Is there a recommended alternative to Nizoral that is also 1% Ketoconazole? There has been an ongoing Nizoral shortage for almost 6 months, and prices on what few bottles are available are ridiculous.

[SugarHighs]

There is a 1% keto shampoo on amazon called perfect image solutions hair-regrowth shampoo.

 

Anyone tried it? I'd prefer to hear from fellow consumers, and not anyone with a business interest in the company.

[Sean]

Is there a recommended alternative to Nizoral that is also 1% Ketoconazole? There has been an ongoing Nizoral shortage for almost 6 months, and prices on what few bottles are available are ridiculous.

 

 

I looked at Ebay. They have a couple of various shampoos with ketoconazole. There is one called ketozal and I believe it is 1%. The item number is 110692444531 and you can read a description about it there.
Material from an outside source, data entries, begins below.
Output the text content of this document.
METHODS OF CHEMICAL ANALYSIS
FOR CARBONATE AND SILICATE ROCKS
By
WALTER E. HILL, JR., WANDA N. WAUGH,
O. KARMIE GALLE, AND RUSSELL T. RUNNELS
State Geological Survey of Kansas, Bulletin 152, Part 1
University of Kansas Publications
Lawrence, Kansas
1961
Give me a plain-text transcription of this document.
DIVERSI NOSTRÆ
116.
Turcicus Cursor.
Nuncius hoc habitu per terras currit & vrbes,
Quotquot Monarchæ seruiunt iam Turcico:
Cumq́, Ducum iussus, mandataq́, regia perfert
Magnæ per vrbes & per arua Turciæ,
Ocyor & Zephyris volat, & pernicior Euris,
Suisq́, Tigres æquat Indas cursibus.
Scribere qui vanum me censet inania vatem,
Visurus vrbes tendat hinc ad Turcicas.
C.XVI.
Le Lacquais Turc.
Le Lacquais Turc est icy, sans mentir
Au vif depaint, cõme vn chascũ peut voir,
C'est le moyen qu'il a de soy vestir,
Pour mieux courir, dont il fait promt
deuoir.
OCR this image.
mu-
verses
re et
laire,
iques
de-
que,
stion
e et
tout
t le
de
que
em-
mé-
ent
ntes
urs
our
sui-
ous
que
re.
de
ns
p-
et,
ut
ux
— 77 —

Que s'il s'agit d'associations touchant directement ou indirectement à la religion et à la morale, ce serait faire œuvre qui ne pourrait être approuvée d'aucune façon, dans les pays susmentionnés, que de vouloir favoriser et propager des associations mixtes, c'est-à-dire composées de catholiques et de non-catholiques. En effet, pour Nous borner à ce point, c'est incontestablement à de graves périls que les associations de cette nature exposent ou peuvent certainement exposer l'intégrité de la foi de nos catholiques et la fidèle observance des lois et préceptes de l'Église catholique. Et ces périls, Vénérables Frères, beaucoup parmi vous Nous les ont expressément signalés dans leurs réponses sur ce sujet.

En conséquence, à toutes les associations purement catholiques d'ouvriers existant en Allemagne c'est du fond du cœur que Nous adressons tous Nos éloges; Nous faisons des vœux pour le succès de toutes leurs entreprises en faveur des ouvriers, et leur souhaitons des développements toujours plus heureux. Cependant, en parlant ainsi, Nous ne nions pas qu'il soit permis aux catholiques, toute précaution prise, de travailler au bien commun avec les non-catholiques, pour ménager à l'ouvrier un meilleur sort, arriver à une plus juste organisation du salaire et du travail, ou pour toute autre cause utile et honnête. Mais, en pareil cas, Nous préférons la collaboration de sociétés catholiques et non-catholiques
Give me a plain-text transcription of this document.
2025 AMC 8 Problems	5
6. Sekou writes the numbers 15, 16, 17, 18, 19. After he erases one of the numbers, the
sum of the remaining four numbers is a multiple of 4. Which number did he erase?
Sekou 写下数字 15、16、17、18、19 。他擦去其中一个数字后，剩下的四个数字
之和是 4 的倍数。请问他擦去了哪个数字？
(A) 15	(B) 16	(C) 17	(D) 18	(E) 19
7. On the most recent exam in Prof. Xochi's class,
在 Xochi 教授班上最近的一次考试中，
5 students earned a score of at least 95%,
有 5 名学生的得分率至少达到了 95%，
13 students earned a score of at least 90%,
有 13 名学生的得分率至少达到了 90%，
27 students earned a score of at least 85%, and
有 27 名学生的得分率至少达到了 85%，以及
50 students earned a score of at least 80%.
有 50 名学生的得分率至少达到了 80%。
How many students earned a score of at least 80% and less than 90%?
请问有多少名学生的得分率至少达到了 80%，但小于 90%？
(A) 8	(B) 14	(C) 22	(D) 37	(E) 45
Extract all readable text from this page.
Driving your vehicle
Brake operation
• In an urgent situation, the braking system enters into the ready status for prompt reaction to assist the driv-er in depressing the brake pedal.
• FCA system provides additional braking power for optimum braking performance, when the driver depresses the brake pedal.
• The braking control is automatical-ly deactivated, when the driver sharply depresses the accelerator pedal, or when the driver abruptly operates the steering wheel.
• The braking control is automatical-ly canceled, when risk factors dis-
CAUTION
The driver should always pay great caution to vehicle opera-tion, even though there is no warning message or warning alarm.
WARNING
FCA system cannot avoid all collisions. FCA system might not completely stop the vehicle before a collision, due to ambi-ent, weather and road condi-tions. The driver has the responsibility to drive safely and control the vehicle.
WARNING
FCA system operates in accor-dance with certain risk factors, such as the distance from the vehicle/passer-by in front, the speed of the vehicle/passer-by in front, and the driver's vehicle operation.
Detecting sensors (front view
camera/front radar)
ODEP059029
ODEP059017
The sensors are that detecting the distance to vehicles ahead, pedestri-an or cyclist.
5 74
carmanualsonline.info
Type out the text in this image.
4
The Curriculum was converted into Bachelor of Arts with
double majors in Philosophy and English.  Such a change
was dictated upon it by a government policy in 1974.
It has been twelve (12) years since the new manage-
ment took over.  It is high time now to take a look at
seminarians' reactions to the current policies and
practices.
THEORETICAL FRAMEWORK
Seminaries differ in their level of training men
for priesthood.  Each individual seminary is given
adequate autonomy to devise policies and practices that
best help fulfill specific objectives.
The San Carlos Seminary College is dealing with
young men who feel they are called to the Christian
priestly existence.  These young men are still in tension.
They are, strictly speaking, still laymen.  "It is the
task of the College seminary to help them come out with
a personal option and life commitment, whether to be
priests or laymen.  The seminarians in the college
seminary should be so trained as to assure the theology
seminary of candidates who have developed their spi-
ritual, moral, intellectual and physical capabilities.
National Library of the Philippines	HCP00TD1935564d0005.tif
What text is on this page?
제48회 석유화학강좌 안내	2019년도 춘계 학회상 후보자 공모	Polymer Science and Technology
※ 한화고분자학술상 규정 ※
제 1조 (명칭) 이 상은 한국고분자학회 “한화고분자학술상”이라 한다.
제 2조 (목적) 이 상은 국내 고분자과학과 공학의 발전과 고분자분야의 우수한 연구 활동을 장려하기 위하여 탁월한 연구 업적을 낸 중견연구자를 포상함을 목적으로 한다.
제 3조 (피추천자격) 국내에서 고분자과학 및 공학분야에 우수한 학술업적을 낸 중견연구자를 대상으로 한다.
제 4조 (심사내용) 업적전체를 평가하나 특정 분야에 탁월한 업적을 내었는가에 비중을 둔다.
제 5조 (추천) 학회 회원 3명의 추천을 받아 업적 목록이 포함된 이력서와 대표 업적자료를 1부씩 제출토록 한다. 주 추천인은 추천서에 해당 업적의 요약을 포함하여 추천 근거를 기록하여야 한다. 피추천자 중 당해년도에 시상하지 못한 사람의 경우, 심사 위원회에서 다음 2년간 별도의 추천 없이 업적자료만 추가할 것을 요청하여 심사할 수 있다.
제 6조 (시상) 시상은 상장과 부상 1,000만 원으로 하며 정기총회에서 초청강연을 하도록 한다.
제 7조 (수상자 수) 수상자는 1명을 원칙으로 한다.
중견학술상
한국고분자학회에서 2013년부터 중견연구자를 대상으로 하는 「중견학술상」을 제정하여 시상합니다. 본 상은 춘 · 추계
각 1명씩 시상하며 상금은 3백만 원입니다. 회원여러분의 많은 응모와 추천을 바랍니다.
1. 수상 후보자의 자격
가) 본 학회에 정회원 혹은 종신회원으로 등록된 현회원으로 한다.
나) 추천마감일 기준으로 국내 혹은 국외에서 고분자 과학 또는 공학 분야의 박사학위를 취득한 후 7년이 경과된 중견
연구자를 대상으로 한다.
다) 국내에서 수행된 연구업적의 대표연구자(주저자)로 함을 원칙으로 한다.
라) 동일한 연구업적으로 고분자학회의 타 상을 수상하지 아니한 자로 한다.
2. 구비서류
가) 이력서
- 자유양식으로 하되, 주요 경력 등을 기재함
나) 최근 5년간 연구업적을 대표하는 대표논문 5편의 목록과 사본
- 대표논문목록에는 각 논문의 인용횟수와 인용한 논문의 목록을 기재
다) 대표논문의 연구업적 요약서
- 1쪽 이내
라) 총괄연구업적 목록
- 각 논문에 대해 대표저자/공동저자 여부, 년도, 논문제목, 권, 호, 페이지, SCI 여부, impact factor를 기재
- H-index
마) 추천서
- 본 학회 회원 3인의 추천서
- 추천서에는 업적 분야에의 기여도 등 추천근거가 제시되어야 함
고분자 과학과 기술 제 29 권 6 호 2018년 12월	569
I have never used that particular version, but considering the price/availability, it may be worth looking into since the price of actual Nizoral is higher. Ebay has a lot of ketoconazole stuff but I agree the prices are really high for Nizoral as it seems to be either low on stock or out of stock in most places.

 

When I used Ketoconazole, I used a prescription version 2% by Perrigo Pharm Clay Park Rx USA. I think i'll start using it again after another month or two because these shampoos are very strong for your transplanted grafts. When you get a transplant, it is recommended that when you stop using the post op baby shampoo, you switch to another softer shampoo such as dove or pantene pro v, and then wait a couple of months until you can use nizoral or any other ketoconazole shampoo. Another shampoo you may want to look into is Revita. It has 1% ketoconazole in it, but also has a bunch of other things. I did use Revita before, but I felt it kind of made my scalp oily. This is because I had oily skin, and the Revita also had a bunch of other things including EMU oil, so it kind of made my hair feel flat. I think it's a good shampoo for those that may have dry hair. When I used the regular 1% or 2% version of ketoconazole shampoo, I didn't get the flat hair/oily feeling.

[blowdry]

In addition to Revita shampoo, I would think that the 2% zinc shampoo would be beneficial due to its anti inflammatory properties.